As irregularidades apontadas pelo MPF foram confirmadas pelo FNDE, após atender a determinação judicial de verificá-las in loco. Os problemas ocorreram em 2008. Mesmo assim, as contas do município naquele ano constam como aprovadas no site do órgão.

Farinha de mandioca para a merenda 484% mais cara

Ontem, o GLOBO revelou que a autarquia, ligada ao Ministério da Educação (MEC), avaliza contas de prefeituras rejeitadas pelo próprio governo, em auditorias da Controladoria Geral da União (CGU). Somente no estado do Rio, a CGU apontou impropriedades em 35 municípios, entre 2003 e 2009, dos quais 34 tiveram as contas aprovadas ou até hoje aguardam análise.

Segundo o procurador Pedro Antônio de Oliveira Machado, autor da ação de improbidade contra o prefeito de Paulistânia, Hélio Ferreira do Nascimento, além de outras cinco pessoas, a farinha de mandioca para a merenda chegou a custar 484% mais cara que o preço de mercado. No caso do extrato de tomate, o superfaturamento alcançou 242%. Antes da decisão judicial, ao menos quatro ofícios chegaram ao FNDE, sem que houvesse providências.

"Ante tal quadro é de se lamentar que seja necessária a propositura de uma ação civil pública, com a consequente movimentação de todo o poder Judiciário, para exigir que uma autarquia federal, mais especificamente seus dirigentes, cumpram com o seu dever de fiscalizar, de forma adequada, e a tempo e modo, a aplicação de verba pública federal, cujo repasse é de sua responsabilidade.
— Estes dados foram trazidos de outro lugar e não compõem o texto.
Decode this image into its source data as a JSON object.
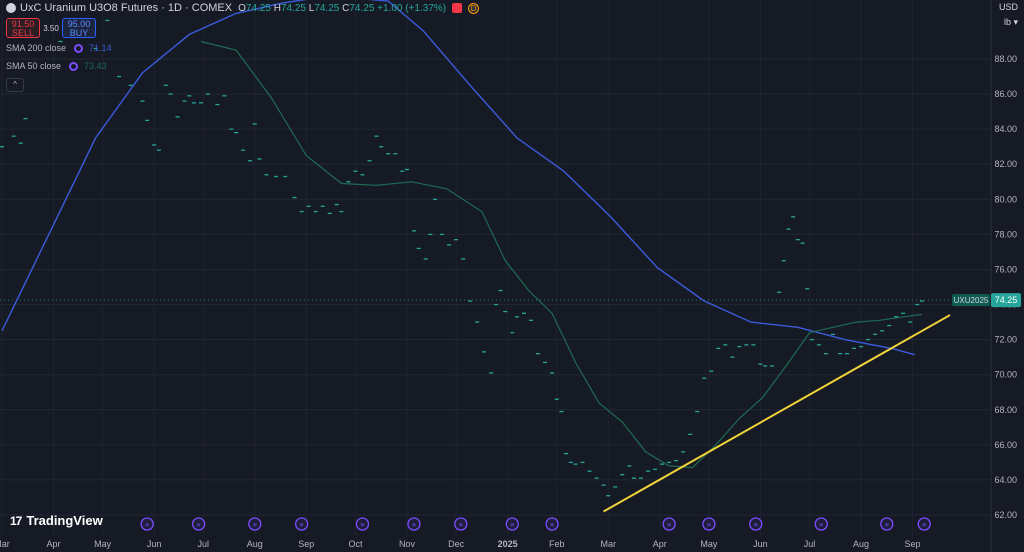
{
  "header": {
    "title": "UxC Uranium U3O8 Futures · 1D · COMEX",
    "ohlc": {
      "o_label": "O",
      "o": "74.25",
      "h_label": "H",
      "h": "74.25",
      "l_label": "L",
      "l": "74.25",
      "c_label": "C",
      "c": "74.25",
      "change": "+1.00 (+1.37%)"
    },
    "badge_red": "",
    "badge_orange": "D"
  },
  "trade": {
    "sell_price": "91.50",
    "sell_label": "SELL",
    "spread": "3.50",
    "buy_price": "95.00",
    "buy_label": "BUY"
  },
  "indicators": [
    {
      "name": "SMA 200 close",
      "value": "71.14",
      "color": "#3b5bdb"
    },
    {
      "name": "SMA 50 close",
      "value": "73.43",
      "color": "#1e6b52"
    }
  ],
  "top_right": {
    "currency": "USD",
    "unit": "lb"
  },
  "branding": {
    "logo_mark": "17",
    "logo_text": "TradingView"
  },
  "colors": {
    "background": "#161a25",
    "price": "#26a69a",
    "sma200": "#3b5bdb",
    "sma50": "#1e6b52",
    "trendline": "#f0d43a",
    "event": "#7b4dff"
  },
  "chart_data": {
    "type": "line",
    "symbol_label": "UXU2025",
    "last_price": 74.25,
    "ylim": [
      61,
      91
    ],
    "y_ticks": [
      62,
      64,
      66,
      68,
      70,
      72,
      74,
      76,
      78,
      80,
      82,
      84,
      86,
      88
    ],
    "y_tick_labels": [
      "62.00",
      "64.00",
      "66.00",
      "68.00",
      "70.00",
      "72.00",
      "74.00",
      "76.00",
      "78.00",
      "80.00",
      "82.00",
      "84.00",
      "86.00",
      "88.00"
    ],
    "x_labels": [
      "Mar",
      "Apr",
      "May",
      "Jun",
      "Jul",
      "Aug",
      "Sep",
      "Oct",
      "Nov",
      "Dec",
      "2025",
      "Feb",
      "Mar",
      "Apr",
      "May",
      "Jun",
      "Jul",
      "Aug",
      "Sep"
    ],
    "x_label_index": [
      0,
      22,
      43,
      65,
      86,
      108,
      130,
      151,
      173,
      194,
      216,
      237,
      259,
      281,
      302,
      324,
      345,
      367,
      389
    ],
    "x_last_index": 405,
    "price_series": {
      "name": "Close",
      "points": [
        [
          0,
          83.0
        ],
        [
          5,
          83.6
        ],
        [
          8,
          83.2
        ],
        [
          10,
          84.6
        ],
        [
          25,
          89.0
        ],
        [
          30,
          90.0
        ],
        [
          35,
          89.8
        ],
        [
          40,
          88.6
        ],
        [
          45,
          90.2
        ],
        [
          50,
          87.0
        ],
        [
          55,
          86.5
        ],
        [
          60,
          85.6
        ],
        [
          62,
          84.5
        ],
        [
          65,
          83.1
        ],
        [
          67,
          82.8
        ],
        [
          70,
          86.5
        ],
        [
          72,
          86.0
        ],
        [
          75,
          84.7
        ],
        [
          78,
          85.6
        ],
        [
          80,
          85.9
        ],
        [
          82,
          85.5
        ],
        [
          85,
          85.5
        ],
        [
          88,
          86.0
        ],
        [
          92,
          85.4
        ],
        [
          95,
          85.9
        ],
        [
          98,
          84.0
        ],
        [
          100,
          83.8
        ],
        [
          103,
          82.8
        ],
        [
          106,
          82.2
        ],
        [
          108,
          84.3
        ],
        [
          110,
          82.3
        ],
        [
          113,
          81.4
        ],
        [
          117,
          81.3
        ],
        [
          121,
          81.3
        ],
        [
          125,
          80.1
        ],
        [
          128,
          79.3
        ],
        [
          131,
          79.6
        ],
        [
          134,
          79.3
        ],
        [
          137,
          79.6
        ],
        [
          140,
          79.2
        ],
        [
          143,
          79.7
        ],
        [
          145,
          79.3
        ],
        [
          148,
          81.0
        ],
        [
          151,
          81.6
        ],
        [
          154,
          81.4
        ],
        [
          157,
          82.2
        ],
        [
          160,
          83.6
        ],
        [
          162,
          83.0
        ],
        [
          165,
          82.6
        ],
        [
          168,
          82.6
        ],
        [
          171,
          81.6
        ],
        [
          173,
          81.7
        ],
        [
          176,
          78.2
        ],
        [
          178,
          77.2
        ],
        [
          181,
          76.6
        ],
        [
          183,
          78.0
        ],
        [
          185,
          80.0
        ],
        [
          188,
          78.0
        ],
        [
          191,
          77.4
        ],
        [
          194,
          77.7
        ],
        [
          197,
          76.6
        ],
        [
          200,
          74.2
        ],
        [
          203,
          73.0
        ],
        [
          206,
          71.3
        ],
        [
          209,
          70.1
        ],
        [
          211,
          74.0
        ],
        [
          213,
          74.8
        ],
        [
          215,
          73.6
        ],
        [
          218,
          72.4
        ],
        [
          220,
          73.3
        ],
        [
          223,
          73.5
        ],
        [
          226,
          73.1
        ],
        [
          229,
          71.2
        ],
        [
          232,
          70.7
        ],
        [
          235,
          70.1
        ],
        [
          237,
          68.6
        ],
        [
          239,
          67.9
        ],
        [
          241,
          65.5
        ],
        [
          243,
          65.0
        ],
        [
          245,
          64.9
        ],
        [
          248,
          65.0
        ],
        [
          251,
          64.5
        ],
        [
          254,
          64.1
        ],
        [
          257,
          63.7
        ],
        [
          259,
          63.1
        ],
        [
          262,
          63.6
        ],
        [
          265,
          64.3
        ],
        [
          268,
          64.8
        ],
        [
          270,
          64.1
        ],
        [
          273,
          64.1
        ],
        [
          276,
          64.5
        ],
        [
          279,
          64.6
        ],
        [
          282,
          64.9
        ],
        [
          285,
          65.0
        ],
        [
          288,
          65.1
        ],
        [
          291,
          65.6
        ],
        [
          294,
          66.6
        ],
        [
          297,
          67.9
        ],
        [
          300,
          69.8
        ],
        [
          303,
          70.2
        ],
        [
          306,
          71.5
        ],
        [
          309,
          71.7
        ],
        [
          312,
          71.0
        ],
        [
          315,
          71.6
        ],
        [
          318,
          71.7
        ],
        [
          321,
          71.7
        ],
        [
          324,
          70.6
        ],
        [
          326,
          70.5
        ],
        [
          329,
          70.5
        ],
        [
          332,
          74.7
        ],
        [
          334,
          76.5
        ],
        [
          336,
          78.3
        ],
        [
          338,
          79.0
        ],
        [
          340,
          77.7
        ],
        [
          342,
          77.5
        ],
        [
          344,
          74.9
        ],
        [
          346,
          72.0
        ],
        [
          349,
          71.7
        ],
        [
          352,
          71.2
        ],
        [
          355,
          72.3
        ],
        [
          358,
          71.2
        ],
        [
          361,
          71.2
        ],
        [
          364,
          71.5
        ],
        [
          367,
          71.6
        ],
        [
          370,
          72.0
        ],
        [
          373,
          72.3
        ],
        [
          376,
          72.5
        ],
        [
          379,
          72.8
        ],
        [
          382,
          73.3
        ],
        [
          385,
          73.5
        ],
        [
          388,
          73.0
        ],
        [
          391,
          74.0
        ],
        [
          393,
          74.2
        ]
      ]
    },
    "sma200": {
      "name": "SMA 200 close",
      "points": [
        [
          0,
          72.5
        ],
        [
          20,
          78.0
        ],
        [
          40,
          83.5
        ],
        [
          60,
          87.2
        ],
        [
          80,
          89.4
        ],
        [
          100,
          90.6
        ],
        [
          120,
          91.2
        ],
        [
          140,
          91.6
        ],
        [
          165,
          91.3
        ],
        [
          180,
          89.6
        ],
        [
          200,
          86.5
        ],
        [
          220,
          83.5
        ],
        [
          240,
          81.6
        ],
        [
          260,
          79.0
        ],
        [
          280,
          76.1
        ],
        [
          300,
          74.2
        ],
        [
          320,
          73.0
        ],
        [
          340,
          72.7
        ],
        [
          360,
          72.0
        ],
        [
          380,
          71.5
        ],
        [
          390,
          71.14
        ]
      ]
    },
    "sma50": {
      "name": "SMA 50 close",
      "points": [
        [
          85,
          89.0
        ],
        [
          100,
          88.5
        ],
        [
          115,
          85.8
        ],
        [
          130,
          82.5
        ],
        [
          145,
          80.9
        ],
        [
          160,
          80.8
        ],
        [
          175,
          81.0
        ],
        [
          190,
          80.6
        ],
        [
          205,
          79.3
        ],
        [
          215,
          76.5
        ],
        [
          225,
          74.8
        ],
        [
          235,
          73.5
        ],
        [
          245,
          70.7
        ],
        [
          255,
          68.4
        ],
        [
          265,
          67.3
        ],
        [
          275,
          65.6
        ],
        [
          285,
          64.8
        ],
        [
          295,
          64.7
        ],
        [
          305,
          66.0
        ],
        [
          315,
          67.5
        ],
        [
          325,
          68.7
        ],
        [
          335,
          70.5
        ],
        [
          345,
          72.4
        ],
        [
          355,
          72.7
        ],
        [
          365,
          73.0
        ],
        [
          375,
          73.1
        ],
        [
          385,
          73.3
        ],
        [
          393,
          73.43
        ]
      ]
    },
    "trendline": {
      "name": "",
      "from": [
        257,
        62.2
      ],
      "to": [
        405,
        73.4
      ]
    },
    "event_marker_index": [
      62,
      84,
      108,
      128,
      154,
      176,
      196,
      218,
      235,
      285,
      302,
      322,
      350,
      378,
      394
    ]
  }
}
Natural seria a atuação conjunta do FNDE e do Ministério Público Federal no eficiente e indeclinável combate à improbidade administrativa, contudo, infelizmente não foi o que ocorreu", escreveu o procurador na ação.

Conselhos funcionam sem estrutura

Na liminar, a juíza salienta que os pedidos de auditoria foram feitos por dois anos, sem resposta positiva. O mesmo desvio de recursos da merenda, de acordo com o MPF, teria ocorrido em 2002, sem que o FNDE adotasse providências para saná-lo.

O órgão informou nos autos que uma vistoria estava agendada para ocorrer na cidade em maio de 2011. Porém, como descumprira promessas anteriores, ela considerou a ordem judicial pertinente.

"De fato, como salientado pelo MPF, não há garantia de que a auditoria agendada para maio deste ano realmente aconteça, considerando-se que o MPF tem noticiado possíveis irregularidades e requisitando apuração desde, ao menos, o ano de 2009, bem como que tal auditoria já havia sido programada para 2010 e teve que ser adiada", afirma a juíza em sua decisão.

Ao GLOBO, o procurador Pedro Machado disse que o FNDE apenas ratifica pareceres dos conselhos de alimentação escolar (CAEs), responsáveis pelo controle social das verbas da educação, em vez de analisá-los de fato. As auditorias da CGU demonstram reiteradamente que tais grupos são cooptados pelos prefeitos e, não raro, sequer funcionam adequadamente.

- Lá, em Paulistânia, é exatamente isso que ocorre. Averiguamos que o conselho sequer tem sede e equipamentos mínimos para atuar. Como que um relatório de um conselho totalmente sem estrutura pode validar as contas de um município? - questiona o procurador.

FNDE não responde quantos trabalham na fiscalização

Procurado, o FNDE não se pronunciou sobre o caso ontem. A assessoria de imprensa não respondeu aos telefonemas e ao e-mail enviado pelo GLOBO. Desde sexta-feira, a reportagem questiona o órgão, sem sucesso, sobre quantas pessoas atuam no trabalho de fiscalização de irregularidades.